To honor our 2020 Lifetime Achievement Award recipient Robert Williams, we’d like to share congratulations from our friends at Tiffen, alongside some images from his time in Washington. Check this page for more content as we continue to honor Robert.
My interest in photography started in the summer of 1967 when a friend’s older sister told us about a movie, “Blow-Up,” in which a photographer enlarges an image again and again to reveal what appears to be a murder. Her description of the darkroom scene was very compelling. While attending both junior high and high school, I took the only two courses in still photography available and learned the basics of black and white film photography.
I participated in track and field at South Carolina State College, but there were no photo programs or classes and I still had a passion to become a photographer. When a family member who was in the Navy suggested that I try to become a Navy photographer, I joined the service in 1975. I finished the Navy’s basic photo school in Pensacola, Fla., and was sent to the Philippines.
The Fleet Air Photo Lab at Cubi Point had me working with all formats of cameras from 35mm to 9-inch and completing a lot of lab work that went with the various types of shooting. The most interesting assignments were in photo recon with various P-3 squadrons tracking Soviet ship and submarine movements in the Indian Ocean. During two tours on the aircraft carrier USS Kitty Hawk, I became a leading petty officer, running both b&w and color film processing and printing for the night shift.

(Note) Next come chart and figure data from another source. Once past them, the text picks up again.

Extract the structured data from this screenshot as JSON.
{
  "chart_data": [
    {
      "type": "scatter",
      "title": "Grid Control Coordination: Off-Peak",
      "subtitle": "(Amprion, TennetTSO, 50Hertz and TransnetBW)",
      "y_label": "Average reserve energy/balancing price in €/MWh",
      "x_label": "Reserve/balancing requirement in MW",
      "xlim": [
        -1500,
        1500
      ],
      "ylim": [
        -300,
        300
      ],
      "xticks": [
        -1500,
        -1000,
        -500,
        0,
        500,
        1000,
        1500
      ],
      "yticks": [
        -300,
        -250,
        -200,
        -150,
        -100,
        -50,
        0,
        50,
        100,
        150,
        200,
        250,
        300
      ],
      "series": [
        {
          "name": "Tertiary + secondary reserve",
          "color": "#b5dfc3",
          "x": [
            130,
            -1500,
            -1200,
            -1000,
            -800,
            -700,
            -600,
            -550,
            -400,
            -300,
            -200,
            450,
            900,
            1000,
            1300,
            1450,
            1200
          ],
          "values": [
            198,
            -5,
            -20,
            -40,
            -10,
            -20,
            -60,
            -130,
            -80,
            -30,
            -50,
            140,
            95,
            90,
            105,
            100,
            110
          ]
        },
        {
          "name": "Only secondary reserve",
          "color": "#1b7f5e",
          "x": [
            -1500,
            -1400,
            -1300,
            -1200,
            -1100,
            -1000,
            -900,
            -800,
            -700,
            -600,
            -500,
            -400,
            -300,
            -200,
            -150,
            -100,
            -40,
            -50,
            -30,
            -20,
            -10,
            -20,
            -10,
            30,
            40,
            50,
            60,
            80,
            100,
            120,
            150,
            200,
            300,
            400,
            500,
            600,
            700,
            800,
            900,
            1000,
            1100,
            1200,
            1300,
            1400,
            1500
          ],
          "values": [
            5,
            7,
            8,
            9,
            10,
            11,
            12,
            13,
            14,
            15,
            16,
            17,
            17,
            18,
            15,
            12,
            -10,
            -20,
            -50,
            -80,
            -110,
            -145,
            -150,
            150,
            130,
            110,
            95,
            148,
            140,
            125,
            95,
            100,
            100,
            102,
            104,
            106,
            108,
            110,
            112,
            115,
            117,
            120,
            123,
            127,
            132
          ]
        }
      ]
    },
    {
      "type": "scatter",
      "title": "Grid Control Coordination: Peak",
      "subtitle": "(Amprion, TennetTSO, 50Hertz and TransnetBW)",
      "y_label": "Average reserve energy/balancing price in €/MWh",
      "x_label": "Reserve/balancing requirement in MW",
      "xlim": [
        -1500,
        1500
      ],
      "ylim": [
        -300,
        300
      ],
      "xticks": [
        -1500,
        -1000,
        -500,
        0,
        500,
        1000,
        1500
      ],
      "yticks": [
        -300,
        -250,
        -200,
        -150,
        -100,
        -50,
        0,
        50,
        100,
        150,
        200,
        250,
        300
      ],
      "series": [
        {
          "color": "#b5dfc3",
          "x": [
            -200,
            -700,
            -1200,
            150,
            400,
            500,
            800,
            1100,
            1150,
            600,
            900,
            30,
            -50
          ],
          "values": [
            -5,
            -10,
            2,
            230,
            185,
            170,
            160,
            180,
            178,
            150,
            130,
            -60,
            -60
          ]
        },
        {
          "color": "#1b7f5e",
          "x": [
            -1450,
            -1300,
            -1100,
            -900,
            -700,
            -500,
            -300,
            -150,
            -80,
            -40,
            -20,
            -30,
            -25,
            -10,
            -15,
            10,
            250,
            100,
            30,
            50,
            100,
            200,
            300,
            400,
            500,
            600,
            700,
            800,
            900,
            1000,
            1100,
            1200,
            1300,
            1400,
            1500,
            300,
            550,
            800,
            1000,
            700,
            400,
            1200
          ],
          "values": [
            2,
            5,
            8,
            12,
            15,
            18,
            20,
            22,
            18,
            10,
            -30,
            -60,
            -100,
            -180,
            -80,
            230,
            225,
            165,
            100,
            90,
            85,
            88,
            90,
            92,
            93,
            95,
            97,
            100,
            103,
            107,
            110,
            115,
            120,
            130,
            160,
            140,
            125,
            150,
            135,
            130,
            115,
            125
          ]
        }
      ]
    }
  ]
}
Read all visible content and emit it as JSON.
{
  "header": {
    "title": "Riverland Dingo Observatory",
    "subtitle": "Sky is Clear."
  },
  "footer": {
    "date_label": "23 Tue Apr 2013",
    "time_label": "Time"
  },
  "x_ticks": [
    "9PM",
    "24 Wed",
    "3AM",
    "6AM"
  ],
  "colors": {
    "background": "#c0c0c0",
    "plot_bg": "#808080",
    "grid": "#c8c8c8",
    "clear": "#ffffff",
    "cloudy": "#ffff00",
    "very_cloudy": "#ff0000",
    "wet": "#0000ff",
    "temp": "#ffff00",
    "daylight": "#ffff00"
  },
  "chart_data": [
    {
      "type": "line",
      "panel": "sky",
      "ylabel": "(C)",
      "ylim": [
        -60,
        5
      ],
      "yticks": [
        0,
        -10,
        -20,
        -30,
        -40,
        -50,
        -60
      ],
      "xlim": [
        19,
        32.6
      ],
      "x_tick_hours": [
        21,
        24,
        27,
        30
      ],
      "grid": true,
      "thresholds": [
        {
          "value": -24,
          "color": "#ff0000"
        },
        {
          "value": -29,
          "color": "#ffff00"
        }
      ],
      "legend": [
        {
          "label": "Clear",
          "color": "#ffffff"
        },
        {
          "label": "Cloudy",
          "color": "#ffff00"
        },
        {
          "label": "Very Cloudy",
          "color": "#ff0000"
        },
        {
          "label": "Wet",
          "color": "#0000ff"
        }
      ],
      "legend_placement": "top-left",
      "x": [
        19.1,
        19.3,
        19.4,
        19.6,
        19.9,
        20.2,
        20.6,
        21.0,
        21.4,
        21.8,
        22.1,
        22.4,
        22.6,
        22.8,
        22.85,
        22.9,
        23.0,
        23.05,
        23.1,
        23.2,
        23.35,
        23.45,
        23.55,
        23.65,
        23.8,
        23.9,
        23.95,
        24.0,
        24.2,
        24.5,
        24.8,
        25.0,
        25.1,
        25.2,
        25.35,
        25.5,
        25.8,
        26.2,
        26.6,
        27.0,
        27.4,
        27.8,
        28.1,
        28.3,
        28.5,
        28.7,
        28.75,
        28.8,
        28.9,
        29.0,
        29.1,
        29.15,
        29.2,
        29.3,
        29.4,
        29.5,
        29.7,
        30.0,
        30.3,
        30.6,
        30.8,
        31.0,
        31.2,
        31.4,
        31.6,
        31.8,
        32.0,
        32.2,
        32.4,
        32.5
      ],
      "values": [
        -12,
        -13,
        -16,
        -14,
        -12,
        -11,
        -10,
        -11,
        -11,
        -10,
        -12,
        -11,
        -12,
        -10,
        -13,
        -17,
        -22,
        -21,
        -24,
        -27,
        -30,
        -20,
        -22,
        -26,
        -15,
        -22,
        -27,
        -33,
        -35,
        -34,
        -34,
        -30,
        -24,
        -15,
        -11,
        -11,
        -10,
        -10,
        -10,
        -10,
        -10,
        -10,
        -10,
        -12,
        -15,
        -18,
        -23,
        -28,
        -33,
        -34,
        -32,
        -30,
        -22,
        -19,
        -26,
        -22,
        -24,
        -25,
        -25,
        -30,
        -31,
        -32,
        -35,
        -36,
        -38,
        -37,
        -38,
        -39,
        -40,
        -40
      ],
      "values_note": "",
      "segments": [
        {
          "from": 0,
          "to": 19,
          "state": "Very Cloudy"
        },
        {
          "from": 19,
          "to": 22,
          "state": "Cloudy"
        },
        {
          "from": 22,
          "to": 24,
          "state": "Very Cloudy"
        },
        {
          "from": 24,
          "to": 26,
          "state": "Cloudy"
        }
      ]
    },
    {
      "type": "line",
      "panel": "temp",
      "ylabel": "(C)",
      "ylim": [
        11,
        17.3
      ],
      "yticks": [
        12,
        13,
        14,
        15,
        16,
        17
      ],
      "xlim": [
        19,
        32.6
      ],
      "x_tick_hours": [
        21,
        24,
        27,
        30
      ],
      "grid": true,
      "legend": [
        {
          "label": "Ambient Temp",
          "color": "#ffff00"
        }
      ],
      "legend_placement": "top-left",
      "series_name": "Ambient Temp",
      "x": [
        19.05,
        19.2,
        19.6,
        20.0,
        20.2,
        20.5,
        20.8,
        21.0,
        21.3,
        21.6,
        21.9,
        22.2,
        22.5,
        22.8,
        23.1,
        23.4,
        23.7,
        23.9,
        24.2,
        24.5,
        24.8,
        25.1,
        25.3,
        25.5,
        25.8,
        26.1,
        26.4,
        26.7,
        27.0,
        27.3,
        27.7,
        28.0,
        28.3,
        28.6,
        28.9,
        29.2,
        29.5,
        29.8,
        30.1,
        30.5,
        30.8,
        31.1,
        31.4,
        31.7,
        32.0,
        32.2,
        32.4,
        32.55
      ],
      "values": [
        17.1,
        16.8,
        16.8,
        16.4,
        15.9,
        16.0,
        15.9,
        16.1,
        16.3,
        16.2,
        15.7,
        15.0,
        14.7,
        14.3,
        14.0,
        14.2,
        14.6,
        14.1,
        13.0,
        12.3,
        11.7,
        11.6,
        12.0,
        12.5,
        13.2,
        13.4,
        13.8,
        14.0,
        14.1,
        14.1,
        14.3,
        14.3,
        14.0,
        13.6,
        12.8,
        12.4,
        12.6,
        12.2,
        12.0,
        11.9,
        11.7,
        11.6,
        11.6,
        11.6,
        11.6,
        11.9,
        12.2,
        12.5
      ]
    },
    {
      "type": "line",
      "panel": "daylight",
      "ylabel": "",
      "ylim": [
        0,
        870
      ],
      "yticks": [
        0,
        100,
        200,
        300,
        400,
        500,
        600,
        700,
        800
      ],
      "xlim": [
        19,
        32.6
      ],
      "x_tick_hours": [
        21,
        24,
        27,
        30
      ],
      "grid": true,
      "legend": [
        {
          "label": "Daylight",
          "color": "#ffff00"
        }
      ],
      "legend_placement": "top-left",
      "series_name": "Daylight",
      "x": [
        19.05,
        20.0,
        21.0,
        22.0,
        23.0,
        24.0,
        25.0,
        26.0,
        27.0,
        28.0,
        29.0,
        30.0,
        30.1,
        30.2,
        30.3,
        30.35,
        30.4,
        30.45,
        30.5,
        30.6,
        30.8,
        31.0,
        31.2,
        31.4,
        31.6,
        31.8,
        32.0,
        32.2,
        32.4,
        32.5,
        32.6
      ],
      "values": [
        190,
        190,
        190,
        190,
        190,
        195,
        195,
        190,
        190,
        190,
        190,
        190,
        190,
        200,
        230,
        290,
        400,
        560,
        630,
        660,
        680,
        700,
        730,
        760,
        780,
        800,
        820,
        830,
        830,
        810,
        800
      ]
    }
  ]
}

In 1980, I reenlisted and was sent to Japan, where I was first exposed to ENG photography using portable video cameras and the Sony 3/4 in video tape. Seeing the instant playback in color and with synchronized audio was a revelation. I knew what I wanted to do — work as a TV camera person in the field — and for two years in Japan I did just that. The AFRTS Far East Network aired my work.
My first TV mentor, Cmdr. Octavio “Toby” Marquez, secured my spot in the Navy/Marine Cinema Program at the University of Southern California. After completing the yearlong program that dealt with all aspects of film and TV production, I was ordered to Washington to join Cmdr. Marquez’ film unit. When the Navy moved to video tape production I was absorbed into the Navy Broadcasting Service and worked on a weekly news show for military personnel. I met many camera people working at various news organizations and decided that I wanted to work in the civilian news media.
After leaving the Navy in 1986, I earned a degree in RTVF at the University of Maryland while working as a freelance camera operator for small independent news organizations. My second TV mentor, Andy Cassells, hired me at the D.C. bureau of Cox Broadcasting, which owned seven stations coast to coast. I shot, edited and did live shots three times a day for 8 1/2 years. The day I became a member of the WHNPA, in 1989, was one of my proudest.
While working at Cox I covered the 1988 Democratic convention in Atlanta and watched a young governor from Arkansas give one of the most long-winded speeches I’d ever heard. I also covered the campaign and inauguration of George H.W. Bush and the Senate confirmation hearings for Justice Clarence Thomas. In 1996 NBC News hired me for its new 24-hour cable network, MSNBC, as an editor/camera person. Two more mentors made it possible: Wolfie Fraser and Tony Capra. Once at NBC I was absorbed into the D.C. bureau field camera operations.
My 22-year career at NBC took me to 40 countries over five continents. I traveled throughout Africa with Presidents Clinton, George W. Bush and Obama. I covered Obama’s presidential nomination and subsequent inauguration. I documented the tragic Virginia Tech shootings and the joyous opening of the Martin Luther King Jr. Memorial. Several WHNPA members, including Rodney Batten, Shelly Fielman, Frank Gibson, George Fridrich and Percy Arrington, helped mentor me during this time to hone my craft.
As of 2008 I became increasingly involved with our union local NABET 31, first as a shop steward, then as vice president and in October 2018 as the locals president. I retired from NBC in February 2019 and became a full-time union locals president. I find this position to be extremely rewarding in that I can advocate and negotiate for better working conditions for my sister and brother technicians. It also allows me to help young folks get a foot in the door of the broadcast industry.
This recognition wouldn’t have been possible without the support and love of my family, especially my wife, Vicki, and sons Carlos, Chris and Ryan. I love you guys — and thanks for putting up with my unusual jobs over the years. Finally, my thanks to the WHNPA for bestowing this great honor on me. I am forever honored and humbled to join an elite group.